中国部品大手の日本攻勢
電気自動車(EV)シフトが加速する中、中国の自動車部品大手が日本市場への攻勢を強めている。低価格と高い技術力を武器に、日本の自動車メーカーへの納入を拡大し、存在感を増している。日本の部品メーカーにとっては、かつてない競争に直面している。
日本市場への参入加速
中国の大手部品メーカーである寧徳時代新能源科技(CATL)は、日本の自動車メーカー向けにEV用バッテリーの供給を本格化している。2023年には、日産自動車とEV用バッテリーの供給契約を締結した。

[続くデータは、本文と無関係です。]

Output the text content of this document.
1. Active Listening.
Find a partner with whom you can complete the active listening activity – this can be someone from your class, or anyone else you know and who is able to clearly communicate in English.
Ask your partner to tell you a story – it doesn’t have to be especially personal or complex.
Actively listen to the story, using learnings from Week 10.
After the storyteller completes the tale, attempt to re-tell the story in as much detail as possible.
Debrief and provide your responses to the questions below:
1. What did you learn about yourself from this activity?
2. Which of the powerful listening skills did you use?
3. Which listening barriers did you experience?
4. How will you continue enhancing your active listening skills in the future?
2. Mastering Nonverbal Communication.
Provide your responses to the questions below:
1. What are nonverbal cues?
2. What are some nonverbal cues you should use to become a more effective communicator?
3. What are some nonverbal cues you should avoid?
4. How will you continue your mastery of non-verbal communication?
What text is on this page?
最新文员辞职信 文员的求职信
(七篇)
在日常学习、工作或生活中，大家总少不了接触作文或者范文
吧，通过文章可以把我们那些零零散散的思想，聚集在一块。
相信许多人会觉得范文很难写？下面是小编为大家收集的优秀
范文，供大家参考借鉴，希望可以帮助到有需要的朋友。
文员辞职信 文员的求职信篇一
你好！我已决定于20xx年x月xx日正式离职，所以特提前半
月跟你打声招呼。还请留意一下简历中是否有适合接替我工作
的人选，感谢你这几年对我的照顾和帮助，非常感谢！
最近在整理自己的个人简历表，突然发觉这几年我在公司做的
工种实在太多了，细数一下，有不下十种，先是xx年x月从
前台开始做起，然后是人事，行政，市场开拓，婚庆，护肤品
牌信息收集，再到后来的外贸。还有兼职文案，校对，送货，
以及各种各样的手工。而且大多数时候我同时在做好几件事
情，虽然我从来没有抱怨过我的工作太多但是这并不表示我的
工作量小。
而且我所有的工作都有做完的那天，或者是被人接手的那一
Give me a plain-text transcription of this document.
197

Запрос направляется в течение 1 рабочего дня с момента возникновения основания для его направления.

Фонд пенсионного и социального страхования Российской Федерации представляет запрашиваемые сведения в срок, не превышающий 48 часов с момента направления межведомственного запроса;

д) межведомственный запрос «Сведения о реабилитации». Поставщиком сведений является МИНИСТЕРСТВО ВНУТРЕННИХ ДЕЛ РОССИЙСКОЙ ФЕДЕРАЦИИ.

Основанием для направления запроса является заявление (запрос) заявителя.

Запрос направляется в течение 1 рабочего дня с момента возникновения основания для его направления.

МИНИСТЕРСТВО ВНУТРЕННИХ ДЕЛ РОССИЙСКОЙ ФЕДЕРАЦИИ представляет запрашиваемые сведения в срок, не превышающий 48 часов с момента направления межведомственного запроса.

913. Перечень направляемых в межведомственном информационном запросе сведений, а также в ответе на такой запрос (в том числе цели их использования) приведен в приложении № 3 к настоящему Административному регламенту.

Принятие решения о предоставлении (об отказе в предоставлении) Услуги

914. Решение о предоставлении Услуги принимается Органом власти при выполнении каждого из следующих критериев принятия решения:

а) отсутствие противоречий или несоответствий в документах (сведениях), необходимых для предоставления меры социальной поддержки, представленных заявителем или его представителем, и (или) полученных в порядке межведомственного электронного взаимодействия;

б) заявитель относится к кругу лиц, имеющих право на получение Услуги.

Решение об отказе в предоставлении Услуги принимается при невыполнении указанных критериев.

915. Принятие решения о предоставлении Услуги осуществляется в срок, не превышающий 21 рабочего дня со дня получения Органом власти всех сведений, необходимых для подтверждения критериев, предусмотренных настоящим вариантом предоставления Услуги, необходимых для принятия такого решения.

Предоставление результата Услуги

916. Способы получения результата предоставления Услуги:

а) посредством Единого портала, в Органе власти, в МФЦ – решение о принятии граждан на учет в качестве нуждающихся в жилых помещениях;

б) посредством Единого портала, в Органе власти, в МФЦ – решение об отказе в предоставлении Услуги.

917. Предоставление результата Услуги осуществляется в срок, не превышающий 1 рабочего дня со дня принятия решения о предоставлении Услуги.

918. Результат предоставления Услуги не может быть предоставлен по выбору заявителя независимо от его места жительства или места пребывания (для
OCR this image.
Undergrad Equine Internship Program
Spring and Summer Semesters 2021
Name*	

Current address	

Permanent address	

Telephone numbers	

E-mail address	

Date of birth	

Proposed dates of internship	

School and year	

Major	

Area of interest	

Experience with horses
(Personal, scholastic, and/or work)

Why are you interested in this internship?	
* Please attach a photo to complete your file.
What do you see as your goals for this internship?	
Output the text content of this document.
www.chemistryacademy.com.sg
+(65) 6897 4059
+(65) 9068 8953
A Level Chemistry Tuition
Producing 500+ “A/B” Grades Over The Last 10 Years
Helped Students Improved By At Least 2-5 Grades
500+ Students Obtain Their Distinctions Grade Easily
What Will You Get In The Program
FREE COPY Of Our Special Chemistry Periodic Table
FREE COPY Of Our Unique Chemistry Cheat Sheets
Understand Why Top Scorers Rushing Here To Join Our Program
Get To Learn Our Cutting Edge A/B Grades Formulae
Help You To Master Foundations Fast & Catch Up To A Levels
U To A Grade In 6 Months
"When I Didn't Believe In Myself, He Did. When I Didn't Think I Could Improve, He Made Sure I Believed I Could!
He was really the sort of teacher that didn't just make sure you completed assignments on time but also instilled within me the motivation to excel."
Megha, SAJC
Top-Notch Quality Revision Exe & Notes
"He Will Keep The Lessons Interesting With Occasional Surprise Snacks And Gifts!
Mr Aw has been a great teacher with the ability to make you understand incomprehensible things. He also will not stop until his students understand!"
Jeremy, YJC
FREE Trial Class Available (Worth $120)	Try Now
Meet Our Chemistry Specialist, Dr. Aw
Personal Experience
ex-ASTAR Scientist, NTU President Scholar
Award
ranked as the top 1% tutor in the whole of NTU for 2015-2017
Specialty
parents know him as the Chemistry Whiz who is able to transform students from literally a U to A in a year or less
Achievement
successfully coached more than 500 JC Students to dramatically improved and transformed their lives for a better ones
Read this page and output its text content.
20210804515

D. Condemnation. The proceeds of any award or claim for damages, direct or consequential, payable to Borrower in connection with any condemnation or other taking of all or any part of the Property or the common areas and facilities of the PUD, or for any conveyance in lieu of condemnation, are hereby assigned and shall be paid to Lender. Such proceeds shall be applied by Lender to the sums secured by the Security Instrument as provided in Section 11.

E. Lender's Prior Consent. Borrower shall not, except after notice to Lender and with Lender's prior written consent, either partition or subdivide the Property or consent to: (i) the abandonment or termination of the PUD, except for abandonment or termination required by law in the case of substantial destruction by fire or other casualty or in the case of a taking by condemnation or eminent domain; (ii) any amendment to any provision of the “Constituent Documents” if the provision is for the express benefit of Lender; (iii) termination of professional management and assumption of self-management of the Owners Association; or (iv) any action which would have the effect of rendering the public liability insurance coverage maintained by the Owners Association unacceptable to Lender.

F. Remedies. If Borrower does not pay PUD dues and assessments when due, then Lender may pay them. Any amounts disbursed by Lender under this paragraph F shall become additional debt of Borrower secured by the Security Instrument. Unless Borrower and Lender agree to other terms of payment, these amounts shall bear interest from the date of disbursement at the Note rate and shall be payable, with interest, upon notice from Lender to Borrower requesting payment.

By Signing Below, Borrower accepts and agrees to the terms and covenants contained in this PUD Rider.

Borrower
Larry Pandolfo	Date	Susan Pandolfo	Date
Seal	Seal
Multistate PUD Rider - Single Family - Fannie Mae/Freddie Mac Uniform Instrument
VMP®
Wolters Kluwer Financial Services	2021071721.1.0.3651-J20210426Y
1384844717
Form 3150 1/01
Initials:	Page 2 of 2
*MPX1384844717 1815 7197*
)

また、比亜迪(BYD)も日本市場でのEV販売を強化しており、部品供給でも存在感を高めている。
低価格と高性能で存在感
中国部品メーカーの強みは、低価格と高性能の両立にある。例えば、CATLのバッテリーは、日本の競合品と比べてコストが2割以上安いとされる。さらに、エネルギー密度や充電速度でも優れており、日本の自動車メーカーにとって魅力的な選択肢となっている。
日本の部品メーカーへの影響
中国勢の攻勢は、日本の自動車部品メーカーに大きな影響を与えている。長年、高い技術力で世界市場をリードしてきた日本の部品メーカーだが、EVシフトで競争が激化している。特に、バッテリーやモーターなどEVの核心部品で中国勢が台頭しており、日本のメーカーは価格競争力の向上が急務となっている。
今後の展望
中国部品メーカーの日本市場への参入は、今後さらに加速すると見られる。EVの普及に伴い、部品需要は拡大しており、中国勢は積極的に投資を進めている。一方、日本の部品メーカーは、差別化技術の開発やコスト削減で対抗する必要がある。この競争が、日本の自動車産業の国際競争力にどのような影響を与えるか、注目される。